In April, the Air Force Research Laboratory (AFRL) tested a weapon called the Tactical High-power Operational Responder (THOR) at Kirtland Air Force Base in Albuquerque, New Mexico. The ground-based defense system proved effective against swarming drones, AFRL says.

“The THOR team flew numerous drones at the THOR system to simulate a real-world swarm attack,” Adrian Lucero, THOR program manager at AFRL’s Directed Energy Directorate, said in a press release. “THOR has never been tested against these types of drones before, but this did not stop the system from dropping the targets out of the sky with its non-kinetic, speed-of-light High-Power Microwave, or HPM pulses.”

The weapon tracks targets and shoots a wide microwave beam to disable drones.

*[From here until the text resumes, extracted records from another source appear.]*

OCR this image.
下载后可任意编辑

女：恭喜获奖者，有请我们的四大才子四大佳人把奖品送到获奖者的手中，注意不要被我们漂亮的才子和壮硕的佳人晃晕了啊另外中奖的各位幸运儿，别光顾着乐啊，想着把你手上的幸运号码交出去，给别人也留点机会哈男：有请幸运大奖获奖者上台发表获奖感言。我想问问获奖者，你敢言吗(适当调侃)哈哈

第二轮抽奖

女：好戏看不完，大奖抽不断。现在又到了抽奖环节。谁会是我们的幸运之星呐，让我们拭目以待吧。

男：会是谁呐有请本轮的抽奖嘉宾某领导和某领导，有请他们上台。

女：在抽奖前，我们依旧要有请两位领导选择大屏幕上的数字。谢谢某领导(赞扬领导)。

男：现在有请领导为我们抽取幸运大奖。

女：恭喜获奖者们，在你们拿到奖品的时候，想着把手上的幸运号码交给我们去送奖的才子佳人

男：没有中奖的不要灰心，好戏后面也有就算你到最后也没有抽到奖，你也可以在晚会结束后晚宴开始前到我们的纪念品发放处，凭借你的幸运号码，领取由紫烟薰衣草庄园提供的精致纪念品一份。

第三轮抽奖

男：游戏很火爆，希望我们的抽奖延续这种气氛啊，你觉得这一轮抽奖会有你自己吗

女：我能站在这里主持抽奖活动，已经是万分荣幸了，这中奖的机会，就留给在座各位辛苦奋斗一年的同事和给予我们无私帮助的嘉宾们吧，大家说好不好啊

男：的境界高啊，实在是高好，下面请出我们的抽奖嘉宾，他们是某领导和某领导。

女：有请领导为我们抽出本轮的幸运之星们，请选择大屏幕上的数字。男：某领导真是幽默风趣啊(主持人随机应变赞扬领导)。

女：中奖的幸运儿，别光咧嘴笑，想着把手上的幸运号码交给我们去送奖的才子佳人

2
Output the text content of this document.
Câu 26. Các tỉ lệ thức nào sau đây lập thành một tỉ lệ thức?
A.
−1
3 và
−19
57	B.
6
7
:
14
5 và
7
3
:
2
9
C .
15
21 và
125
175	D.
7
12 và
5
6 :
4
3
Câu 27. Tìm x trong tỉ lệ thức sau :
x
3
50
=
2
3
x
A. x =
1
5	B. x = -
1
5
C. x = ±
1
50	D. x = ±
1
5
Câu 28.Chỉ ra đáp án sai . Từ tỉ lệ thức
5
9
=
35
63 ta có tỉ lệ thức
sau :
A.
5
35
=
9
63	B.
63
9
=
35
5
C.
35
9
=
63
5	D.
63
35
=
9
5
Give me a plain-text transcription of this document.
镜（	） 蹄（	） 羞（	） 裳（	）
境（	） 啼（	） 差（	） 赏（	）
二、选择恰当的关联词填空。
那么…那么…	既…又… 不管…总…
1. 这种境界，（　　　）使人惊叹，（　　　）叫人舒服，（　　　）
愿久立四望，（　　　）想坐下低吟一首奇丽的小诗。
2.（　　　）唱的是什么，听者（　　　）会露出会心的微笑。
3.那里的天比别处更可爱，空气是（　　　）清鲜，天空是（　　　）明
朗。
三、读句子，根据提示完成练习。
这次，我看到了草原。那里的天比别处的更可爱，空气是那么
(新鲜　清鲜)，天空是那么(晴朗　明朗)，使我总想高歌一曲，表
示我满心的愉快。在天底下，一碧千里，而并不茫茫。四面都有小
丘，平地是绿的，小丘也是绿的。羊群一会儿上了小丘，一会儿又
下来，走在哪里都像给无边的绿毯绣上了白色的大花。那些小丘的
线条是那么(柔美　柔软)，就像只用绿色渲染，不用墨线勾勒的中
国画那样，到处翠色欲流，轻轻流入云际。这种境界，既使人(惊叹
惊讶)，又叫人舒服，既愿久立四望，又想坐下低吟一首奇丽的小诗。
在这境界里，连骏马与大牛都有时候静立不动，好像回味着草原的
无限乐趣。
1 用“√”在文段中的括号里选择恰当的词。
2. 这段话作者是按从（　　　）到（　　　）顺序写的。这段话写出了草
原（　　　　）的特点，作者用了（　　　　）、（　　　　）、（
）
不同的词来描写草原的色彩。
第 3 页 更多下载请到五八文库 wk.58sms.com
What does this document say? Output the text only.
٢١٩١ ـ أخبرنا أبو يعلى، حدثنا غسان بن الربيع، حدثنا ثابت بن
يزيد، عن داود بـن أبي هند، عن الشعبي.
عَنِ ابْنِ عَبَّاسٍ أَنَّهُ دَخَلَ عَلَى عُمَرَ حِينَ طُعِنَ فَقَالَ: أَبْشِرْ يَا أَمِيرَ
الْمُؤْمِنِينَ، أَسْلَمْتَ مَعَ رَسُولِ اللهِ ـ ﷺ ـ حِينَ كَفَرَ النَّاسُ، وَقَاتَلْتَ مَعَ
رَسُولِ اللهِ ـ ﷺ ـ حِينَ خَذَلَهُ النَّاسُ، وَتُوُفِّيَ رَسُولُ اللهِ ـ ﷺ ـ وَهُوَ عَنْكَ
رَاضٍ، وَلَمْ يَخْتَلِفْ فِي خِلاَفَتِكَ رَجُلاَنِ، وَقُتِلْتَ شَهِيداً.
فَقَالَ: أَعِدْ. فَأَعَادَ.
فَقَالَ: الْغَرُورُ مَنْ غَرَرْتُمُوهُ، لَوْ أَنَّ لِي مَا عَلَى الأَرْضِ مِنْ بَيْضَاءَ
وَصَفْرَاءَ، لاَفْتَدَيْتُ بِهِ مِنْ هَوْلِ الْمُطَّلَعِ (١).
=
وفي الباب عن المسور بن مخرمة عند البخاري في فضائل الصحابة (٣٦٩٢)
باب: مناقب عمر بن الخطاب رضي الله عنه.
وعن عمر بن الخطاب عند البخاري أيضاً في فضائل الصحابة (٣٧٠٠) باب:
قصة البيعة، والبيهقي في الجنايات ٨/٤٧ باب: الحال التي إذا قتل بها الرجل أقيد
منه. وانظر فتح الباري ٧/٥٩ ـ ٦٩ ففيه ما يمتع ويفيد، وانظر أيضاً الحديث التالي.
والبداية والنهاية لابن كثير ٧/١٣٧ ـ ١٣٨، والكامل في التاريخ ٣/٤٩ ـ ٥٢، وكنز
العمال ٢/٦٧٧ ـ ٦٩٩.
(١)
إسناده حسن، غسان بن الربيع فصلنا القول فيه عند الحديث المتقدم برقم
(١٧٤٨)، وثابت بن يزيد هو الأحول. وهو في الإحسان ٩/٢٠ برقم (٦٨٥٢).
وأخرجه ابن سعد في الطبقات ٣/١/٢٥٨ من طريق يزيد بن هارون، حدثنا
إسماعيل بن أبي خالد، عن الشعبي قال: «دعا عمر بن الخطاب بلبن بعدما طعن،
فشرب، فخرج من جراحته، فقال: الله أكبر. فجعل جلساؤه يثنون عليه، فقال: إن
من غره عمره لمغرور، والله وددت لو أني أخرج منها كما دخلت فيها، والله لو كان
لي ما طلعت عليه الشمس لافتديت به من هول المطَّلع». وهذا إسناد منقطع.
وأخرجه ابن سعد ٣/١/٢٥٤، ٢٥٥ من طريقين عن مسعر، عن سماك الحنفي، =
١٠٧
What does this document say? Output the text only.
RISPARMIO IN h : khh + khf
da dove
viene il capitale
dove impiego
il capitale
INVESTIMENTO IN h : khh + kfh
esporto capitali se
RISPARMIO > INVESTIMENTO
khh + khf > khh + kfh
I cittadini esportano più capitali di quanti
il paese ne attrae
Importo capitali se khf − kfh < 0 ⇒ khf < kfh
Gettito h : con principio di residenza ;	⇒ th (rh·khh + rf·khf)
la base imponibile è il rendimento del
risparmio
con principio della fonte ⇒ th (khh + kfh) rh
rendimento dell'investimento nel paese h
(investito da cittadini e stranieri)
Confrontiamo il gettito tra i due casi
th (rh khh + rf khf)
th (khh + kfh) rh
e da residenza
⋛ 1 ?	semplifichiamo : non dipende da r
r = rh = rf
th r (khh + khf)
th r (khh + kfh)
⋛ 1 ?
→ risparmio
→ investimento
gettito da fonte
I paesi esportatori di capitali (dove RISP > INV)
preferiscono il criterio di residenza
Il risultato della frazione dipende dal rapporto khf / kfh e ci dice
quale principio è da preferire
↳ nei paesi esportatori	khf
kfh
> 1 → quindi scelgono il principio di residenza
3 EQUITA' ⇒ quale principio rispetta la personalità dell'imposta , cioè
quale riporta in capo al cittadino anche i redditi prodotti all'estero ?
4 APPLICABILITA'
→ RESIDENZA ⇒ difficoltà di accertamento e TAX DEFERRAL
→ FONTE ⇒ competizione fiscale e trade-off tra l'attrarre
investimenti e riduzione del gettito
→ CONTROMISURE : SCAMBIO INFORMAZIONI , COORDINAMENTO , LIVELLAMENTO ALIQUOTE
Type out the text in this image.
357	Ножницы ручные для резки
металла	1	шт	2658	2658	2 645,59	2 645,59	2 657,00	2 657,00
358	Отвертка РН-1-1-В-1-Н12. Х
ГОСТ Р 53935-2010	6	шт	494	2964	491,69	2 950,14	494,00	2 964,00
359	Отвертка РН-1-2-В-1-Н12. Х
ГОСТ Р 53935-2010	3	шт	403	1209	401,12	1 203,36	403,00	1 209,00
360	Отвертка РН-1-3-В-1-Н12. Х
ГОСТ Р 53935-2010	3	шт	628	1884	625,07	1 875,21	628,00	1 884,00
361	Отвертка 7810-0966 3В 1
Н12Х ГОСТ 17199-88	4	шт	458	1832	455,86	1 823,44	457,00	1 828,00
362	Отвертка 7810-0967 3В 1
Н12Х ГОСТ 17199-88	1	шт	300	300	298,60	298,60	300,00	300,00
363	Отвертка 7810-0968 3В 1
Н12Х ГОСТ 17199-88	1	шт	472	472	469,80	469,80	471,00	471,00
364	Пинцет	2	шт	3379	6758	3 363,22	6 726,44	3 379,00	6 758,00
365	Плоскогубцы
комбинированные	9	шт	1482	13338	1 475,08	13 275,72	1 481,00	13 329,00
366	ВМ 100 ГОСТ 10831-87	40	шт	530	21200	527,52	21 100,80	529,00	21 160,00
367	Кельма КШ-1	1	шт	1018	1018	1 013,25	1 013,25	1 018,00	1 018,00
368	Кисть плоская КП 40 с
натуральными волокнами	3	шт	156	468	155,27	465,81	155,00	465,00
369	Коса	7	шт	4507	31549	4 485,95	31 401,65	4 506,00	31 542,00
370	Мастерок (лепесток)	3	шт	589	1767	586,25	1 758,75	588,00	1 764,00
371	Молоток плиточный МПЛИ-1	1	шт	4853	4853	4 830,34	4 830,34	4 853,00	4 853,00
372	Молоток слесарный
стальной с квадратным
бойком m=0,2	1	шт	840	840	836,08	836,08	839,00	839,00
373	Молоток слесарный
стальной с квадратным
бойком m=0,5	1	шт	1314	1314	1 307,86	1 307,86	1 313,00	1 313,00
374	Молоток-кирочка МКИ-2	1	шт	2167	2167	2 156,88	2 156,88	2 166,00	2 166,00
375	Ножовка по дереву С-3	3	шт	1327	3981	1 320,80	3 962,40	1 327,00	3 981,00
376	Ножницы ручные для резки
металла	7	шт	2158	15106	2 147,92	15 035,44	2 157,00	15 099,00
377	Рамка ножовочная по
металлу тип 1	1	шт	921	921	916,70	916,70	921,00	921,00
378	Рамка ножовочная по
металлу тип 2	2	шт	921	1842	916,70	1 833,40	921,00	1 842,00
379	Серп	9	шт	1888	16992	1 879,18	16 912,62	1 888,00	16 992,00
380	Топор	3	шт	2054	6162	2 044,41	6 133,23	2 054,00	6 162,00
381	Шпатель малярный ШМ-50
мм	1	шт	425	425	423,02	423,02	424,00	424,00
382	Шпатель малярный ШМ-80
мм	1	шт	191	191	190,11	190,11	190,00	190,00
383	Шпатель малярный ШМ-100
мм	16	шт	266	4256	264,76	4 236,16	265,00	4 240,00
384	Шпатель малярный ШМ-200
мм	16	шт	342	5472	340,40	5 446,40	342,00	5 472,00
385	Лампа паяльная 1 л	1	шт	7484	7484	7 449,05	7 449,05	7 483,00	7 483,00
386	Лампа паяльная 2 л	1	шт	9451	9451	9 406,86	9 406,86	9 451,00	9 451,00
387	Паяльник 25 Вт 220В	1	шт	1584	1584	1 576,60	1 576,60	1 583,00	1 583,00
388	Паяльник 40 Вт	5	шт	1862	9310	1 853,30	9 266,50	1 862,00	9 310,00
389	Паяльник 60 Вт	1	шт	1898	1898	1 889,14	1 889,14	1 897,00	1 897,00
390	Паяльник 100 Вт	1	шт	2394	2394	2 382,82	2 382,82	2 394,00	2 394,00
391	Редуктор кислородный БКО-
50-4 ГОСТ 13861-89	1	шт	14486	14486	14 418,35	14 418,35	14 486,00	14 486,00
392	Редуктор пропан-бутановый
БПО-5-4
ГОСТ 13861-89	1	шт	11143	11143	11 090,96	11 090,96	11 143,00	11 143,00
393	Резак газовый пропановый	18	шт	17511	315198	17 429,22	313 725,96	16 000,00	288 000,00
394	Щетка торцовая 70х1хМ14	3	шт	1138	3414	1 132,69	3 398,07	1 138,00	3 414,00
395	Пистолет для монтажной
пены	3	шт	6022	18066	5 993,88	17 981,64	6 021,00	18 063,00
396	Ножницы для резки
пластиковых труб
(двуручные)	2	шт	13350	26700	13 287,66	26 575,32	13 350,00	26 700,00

It’s just one example of technology that might be used in combat in the near future.

“THOR was extremely efficient with a near continuous firing of the system during the swarm engagement,” said Capt. Tylar Hanson, THOR deputy program manager. “It is an early demonstrator, and we are confident we can take this same technology and make it more effective to protect our personnel around the world.”

The technology has been in development for several years and cost about $18 million, according to AFRL. When fired, the weapon is silent and can disable technology (like drones) instantly.